Os preconceitos e a hostilidade geraram diversos tipos de perseguições. Na Europa, a perseguição aos ciganos não se fez esperar. O Estado que viu no seu nomadismo uma ameaça social, mais propriamente através da Inquisição, desencadeou os seus mecanismos de perseguição. Os ciganos foram assim proibidos de usar os seus trajes típicos, cujas cores berrantes e gosto extravagante fugiam à norma social, de falar a sua língua, de viajar, de exercer os seus ofícios tradicionais ou até mesmo de se casar com pessoas do mesmo grupo étnico. Isto fez com que os traços fisionômicos dos ciganos se alterassem, e por isso não é hoje invulgar encontrar ciganos de olhos claros e cabelo louro. Em alguns países foram mesmo reduzidos à escravidão: na Romênia, os escravos ciganos só foram libertados em meados do séc. XIX, através da apresentação de um projeto resultado de uma campanha de libertação apresentado a Assembléia e em 1855 libertaram-se os duzentos mil ciganos feitos escravos pelos senhores moldo valáquios, outros pertenciam ao Estado e ao clero. Também foram escravos na Hungria e Transilvânia sob as acusações de roubo, antropofagia e outras violações da lei. Na Boêmia os ciganos tinham a orelha esquerda cortada se aparecessem na região e lá também foram acusados de canibalismo. Em períodos mais recentes, juntamente com os judeus, prevê-se que talvez cerca de meio milhão tenha perecido no Holocausto. Os seus cavalos foram mortos a tiro, os seus nomes alterados (daí que não seja invulgar encontrar ciganos com nomes dos gadje) e as suas mulheres foram esterilizadas. Os seus filhos foram brutalmente retirados às suas famílias e entregues a famílias não-ciganas.
Na Hungria e Pensilvânia sob pretexto da antropofagia são esquartejados e enterrados vivos nos pântanos.

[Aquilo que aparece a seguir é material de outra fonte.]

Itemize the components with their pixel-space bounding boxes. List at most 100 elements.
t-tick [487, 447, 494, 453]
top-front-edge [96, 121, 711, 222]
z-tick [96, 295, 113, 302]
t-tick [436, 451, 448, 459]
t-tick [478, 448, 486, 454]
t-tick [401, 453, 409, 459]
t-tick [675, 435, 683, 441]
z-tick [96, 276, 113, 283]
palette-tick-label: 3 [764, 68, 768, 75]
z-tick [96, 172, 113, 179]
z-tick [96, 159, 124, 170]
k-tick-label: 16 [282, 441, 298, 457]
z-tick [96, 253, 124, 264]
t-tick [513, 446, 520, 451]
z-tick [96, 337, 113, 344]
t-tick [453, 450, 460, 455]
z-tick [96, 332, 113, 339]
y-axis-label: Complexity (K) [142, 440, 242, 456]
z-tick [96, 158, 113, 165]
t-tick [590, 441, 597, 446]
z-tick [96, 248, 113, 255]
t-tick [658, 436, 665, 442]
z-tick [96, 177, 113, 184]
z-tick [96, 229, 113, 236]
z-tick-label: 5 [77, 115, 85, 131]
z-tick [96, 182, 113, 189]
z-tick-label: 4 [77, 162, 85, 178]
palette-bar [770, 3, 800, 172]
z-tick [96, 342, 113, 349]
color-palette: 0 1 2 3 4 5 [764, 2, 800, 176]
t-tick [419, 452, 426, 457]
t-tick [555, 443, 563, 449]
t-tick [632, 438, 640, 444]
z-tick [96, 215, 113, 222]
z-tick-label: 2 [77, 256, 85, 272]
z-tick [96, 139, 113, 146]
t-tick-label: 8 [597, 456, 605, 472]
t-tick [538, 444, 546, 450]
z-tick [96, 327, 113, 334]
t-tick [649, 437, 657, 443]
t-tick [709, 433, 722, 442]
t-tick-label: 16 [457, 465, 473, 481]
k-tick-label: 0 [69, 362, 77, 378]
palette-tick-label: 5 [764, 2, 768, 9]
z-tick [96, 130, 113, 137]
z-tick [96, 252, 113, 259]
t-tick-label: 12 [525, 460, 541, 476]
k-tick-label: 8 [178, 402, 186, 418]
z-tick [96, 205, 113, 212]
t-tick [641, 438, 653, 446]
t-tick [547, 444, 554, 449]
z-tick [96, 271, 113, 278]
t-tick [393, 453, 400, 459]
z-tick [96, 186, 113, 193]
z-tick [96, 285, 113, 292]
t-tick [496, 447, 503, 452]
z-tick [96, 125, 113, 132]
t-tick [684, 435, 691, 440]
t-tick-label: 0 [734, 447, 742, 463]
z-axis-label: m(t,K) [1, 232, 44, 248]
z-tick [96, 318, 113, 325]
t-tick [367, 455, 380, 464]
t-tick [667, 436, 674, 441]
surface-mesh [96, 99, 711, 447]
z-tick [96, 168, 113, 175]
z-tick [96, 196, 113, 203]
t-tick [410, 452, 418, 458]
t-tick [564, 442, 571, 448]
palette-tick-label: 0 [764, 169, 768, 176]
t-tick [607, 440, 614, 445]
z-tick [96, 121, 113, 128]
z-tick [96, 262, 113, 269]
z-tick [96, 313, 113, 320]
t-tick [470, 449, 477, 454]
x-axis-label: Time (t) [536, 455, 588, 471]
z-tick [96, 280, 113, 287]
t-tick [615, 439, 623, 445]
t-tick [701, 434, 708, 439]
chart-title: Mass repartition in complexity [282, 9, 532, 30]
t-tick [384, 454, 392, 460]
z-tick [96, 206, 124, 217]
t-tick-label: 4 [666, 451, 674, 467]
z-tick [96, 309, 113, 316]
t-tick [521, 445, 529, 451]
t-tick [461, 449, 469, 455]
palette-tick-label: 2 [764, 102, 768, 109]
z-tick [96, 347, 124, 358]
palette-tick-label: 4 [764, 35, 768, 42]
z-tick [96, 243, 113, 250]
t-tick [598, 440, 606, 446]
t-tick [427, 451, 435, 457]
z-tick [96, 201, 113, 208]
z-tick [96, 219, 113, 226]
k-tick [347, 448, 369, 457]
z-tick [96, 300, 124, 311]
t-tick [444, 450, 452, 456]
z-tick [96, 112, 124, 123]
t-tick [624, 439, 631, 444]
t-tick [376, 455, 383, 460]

Na Sérvia também foram mantidos escravos até meados do século XIX e a sua caça era feita com muita crueldade. Deportações, torturas e matanças ocorreram em vários pontos desse país.
Hordas de ciganos vindos dos Pirineus chegam a Espanha banidos dos países que já tinham passado. Foi um período de paz durante o reinado de Carlos III que os utilizou nas artes, mas governos posteriores derramaram contra eles perseguições, tirando seus empregos e privilégios. Numerosos emigraram para Portugal, indo mais tarde alimentar as chamas da fogueira da Inquisição de D. João II que promulgou leis de punição. Documentos atestam que chegaram na Inglaterra por volta de 1430 e logo se espalharam pelas Ilhas Britânicas, País de Gales, Irlanda e Escócia, onde também foram perseguidos e em 1563 as autoridades ordenam que abandonem o país em três meses sob pena de morte. Acreditando que os ciganos vinham do Egito, os ingleses chamaram os de "gypsies". Trabalhavam como menestréis e mercenários, ferreiros, artistas, e damas de companhia.
Na Espanha um decreto de 1449 ordena o desterro de todos os que não tenham ofício reconhecido, nos séculos XVI e XVII são perseguidos e torturados para confessarem seus crimes. Em 1663 Felipe IV os proíbe de se reunirem, de usarem seu idioma, suas roupas e danças. O objetivo era a desculturalização e desintegração como grupo até que em 1783 sob o reinado de Carlos II fez se uma política mais favorável e foram, considerados neo castelhanos.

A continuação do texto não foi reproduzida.